A polícia lançou gás lacrimogéneo para obrigar a dispersar os milhares de manifestantes concentrados em frente ao Conselho Legislativo.

A polícia de Hong Kong carregou sobre os manifestantes, numa das zonas de acesso ao Conselho Legislativo local, onde devia ter começado esta manhã o debate da polémica lei de extradição.

A polícia lançou também gás pimenta para obrigar os manifestantes a dispersar.

A Lusa constatou no local a existência de feridos, o que obrigou os manifestantes a abrirem corredores para permitir que equipas médicas prestassem assistência a pessoas estendidas no chão.

Alguns manifestantes tentaram travar o avanço da polícia com grades, mas a esmagadora maioria colocou as mãos no ar.

Outros começaram a distribuir máscaras de proteção contra gás lacrimogéneo.

Este é o culminar de um momento de tensão que nas últimas horas se tem vivido nesta zona central de Hong Kong, onde centenas de milhares de manifestantes estavam concentrados em protesto contra a proposta de lei, cujo debate no Conselho Legislativo (LegCo, parlamento local) devia ter começado esta manhã.

O Governo de Hong Kong já tinha advertido os manifestantes que deviam "dispersar e respeitar a lei".

"Apelo aos cidadãos que se reuniram para exercerem a maior contenção possível, para que dispersem pacificamente e não desafiem a lei", declarou o secretário para a Administração, Matthew Cheung, "número dois" do Governo liderado por Carrie Lam.

Cerca das 12h30 (05h30 em Lisboa), o Governo da região administrativa especial chinesa anunciou o adiamento do debate das alterações à lei da extradição que motivaram a mobilização.

Antes, alguns manifestantes, muitos deles estudantes, disseram à Lusa estarem dispostos a permanecer no local até que o Governo recue na intenção de avançar com as alterações à lei.

Proposto em fevereiro e com uma votação final prevista para antes do final de julho, o texto permitiria que a chefe do Executivo e os tribunais de Hong Kong processassem pedidos de extradição de jurisdições sem acordos prévios, como é o caso da China continental.

Em teoria, os tribunais locais analisariam os casos individualmente e poderiam usar o poder de veto para impedir certas extradições no território semi-autónomo da China e antiga colónia britânica.

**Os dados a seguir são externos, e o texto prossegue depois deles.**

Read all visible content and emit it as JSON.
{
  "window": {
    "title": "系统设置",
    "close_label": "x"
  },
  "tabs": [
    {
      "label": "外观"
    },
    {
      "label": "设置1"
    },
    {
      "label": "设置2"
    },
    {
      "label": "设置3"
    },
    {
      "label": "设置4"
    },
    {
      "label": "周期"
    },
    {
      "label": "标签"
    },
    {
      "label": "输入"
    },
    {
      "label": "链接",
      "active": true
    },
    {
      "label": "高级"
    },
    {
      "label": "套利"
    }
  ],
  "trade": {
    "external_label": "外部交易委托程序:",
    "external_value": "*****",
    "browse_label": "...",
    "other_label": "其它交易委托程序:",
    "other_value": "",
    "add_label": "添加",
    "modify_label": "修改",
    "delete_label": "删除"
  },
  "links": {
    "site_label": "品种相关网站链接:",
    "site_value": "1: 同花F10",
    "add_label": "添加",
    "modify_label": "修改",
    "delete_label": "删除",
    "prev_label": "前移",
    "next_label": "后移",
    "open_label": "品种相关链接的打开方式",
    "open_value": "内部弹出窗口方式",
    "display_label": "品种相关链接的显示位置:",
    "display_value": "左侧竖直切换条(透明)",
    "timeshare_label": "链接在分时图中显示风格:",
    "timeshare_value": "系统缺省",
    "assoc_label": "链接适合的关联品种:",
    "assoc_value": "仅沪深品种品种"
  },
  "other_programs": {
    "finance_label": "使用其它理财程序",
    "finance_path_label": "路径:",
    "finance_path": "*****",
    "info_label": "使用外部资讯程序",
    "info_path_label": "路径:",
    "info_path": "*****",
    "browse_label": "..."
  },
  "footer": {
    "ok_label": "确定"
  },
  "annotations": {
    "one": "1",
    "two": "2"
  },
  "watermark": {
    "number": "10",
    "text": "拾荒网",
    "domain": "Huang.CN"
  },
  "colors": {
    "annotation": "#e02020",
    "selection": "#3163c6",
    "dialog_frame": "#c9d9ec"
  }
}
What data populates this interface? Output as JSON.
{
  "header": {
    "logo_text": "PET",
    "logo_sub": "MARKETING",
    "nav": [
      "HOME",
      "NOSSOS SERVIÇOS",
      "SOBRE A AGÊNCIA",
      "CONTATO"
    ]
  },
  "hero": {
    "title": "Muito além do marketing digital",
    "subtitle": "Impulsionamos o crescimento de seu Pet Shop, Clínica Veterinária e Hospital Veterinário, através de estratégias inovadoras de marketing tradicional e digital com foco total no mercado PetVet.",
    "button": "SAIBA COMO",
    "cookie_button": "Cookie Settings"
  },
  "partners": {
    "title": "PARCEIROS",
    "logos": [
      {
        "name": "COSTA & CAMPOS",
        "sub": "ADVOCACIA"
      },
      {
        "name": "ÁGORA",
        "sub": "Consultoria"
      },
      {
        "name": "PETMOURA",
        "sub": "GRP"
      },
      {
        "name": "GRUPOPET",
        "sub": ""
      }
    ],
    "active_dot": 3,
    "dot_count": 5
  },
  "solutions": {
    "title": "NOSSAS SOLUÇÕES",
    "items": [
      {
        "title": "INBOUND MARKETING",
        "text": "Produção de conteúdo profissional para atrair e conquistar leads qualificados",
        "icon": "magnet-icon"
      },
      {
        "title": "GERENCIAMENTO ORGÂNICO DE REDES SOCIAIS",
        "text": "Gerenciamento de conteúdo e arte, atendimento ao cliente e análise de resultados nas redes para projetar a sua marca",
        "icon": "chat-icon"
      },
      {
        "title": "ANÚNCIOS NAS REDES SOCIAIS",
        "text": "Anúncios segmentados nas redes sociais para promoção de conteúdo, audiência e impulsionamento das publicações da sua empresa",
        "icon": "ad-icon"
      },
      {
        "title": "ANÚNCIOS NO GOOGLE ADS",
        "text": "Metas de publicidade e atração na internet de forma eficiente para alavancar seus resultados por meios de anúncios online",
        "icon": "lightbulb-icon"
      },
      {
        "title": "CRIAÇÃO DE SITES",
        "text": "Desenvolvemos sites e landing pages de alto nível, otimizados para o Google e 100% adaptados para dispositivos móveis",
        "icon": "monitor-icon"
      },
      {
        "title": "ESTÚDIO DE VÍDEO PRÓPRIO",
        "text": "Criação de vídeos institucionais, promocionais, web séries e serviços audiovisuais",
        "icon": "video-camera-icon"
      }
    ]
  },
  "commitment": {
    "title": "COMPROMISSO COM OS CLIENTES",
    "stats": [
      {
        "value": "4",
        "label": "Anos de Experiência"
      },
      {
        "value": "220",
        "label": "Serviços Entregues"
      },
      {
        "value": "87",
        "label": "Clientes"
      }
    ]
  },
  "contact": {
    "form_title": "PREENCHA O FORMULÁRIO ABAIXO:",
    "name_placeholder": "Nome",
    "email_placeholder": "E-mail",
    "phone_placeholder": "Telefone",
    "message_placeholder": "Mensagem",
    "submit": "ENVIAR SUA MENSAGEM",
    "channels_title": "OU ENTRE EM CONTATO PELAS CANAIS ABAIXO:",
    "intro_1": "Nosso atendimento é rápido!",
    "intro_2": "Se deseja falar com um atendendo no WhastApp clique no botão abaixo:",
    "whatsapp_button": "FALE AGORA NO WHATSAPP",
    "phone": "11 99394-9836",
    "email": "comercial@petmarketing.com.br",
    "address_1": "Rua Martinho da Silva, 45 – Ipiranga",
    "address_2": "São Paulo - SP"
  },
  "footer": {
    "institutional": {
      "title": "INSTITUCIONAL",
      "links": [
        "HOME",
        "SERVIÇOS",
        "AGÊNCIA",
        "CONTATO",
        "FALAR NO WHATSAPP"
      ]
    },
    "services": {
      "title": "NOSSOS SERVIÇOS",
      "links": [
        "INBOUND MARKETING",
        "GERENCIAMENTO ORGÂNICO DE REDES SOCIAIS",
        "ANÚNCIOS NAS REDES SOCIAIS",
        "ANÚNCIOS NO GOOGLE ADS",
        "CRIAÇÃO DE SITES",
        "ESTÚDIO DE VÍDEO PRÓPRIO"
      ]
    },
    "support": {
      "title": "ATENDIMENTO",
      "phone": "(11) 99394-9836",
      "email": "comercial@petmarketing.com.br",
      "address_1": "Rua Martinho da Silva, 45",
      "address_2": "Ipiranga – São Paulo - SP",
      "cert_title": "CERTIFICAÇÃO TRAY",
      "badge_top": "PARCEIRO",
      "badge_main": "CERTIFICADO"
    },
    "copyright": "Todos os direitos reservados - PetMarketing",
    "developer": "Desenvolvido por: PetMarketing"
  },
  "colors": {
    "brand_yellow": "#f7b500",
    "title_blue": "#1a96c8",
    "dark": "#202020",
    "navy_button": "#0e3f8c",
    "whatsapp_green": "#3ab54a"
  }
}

Os defensores da lei argumentam que, caso se mantenha a impossibilidade de extraditar suspeitos de crimes para países como a China, tal poderá transformar Hong Kong num "refúgio para criminosos internacionais".

Os manifestantes dizem temer que Hong Kong fique à mercê do sistema judicial chinês como qualquer outra cidade da China continental e de uma justiça politizada que não garanta a salvaguarda dos direitos humanos.

A transferência de Hong Kong e Macau para a República Popular da China, em 1997 e 1999, respetivamente, decorreu sob o princípio 'um país, dois sistemas', precisamente o que os opositores às alterações da lei garantem estar agora em causa.

Para as duas regiões administrativas especiais da China foi acordado um período de 50 anos com elevado grau de autonomia, a nível executivo, legislativo e judiciário, sendo o Governo central chinês responsável pelas relações externas e defesa.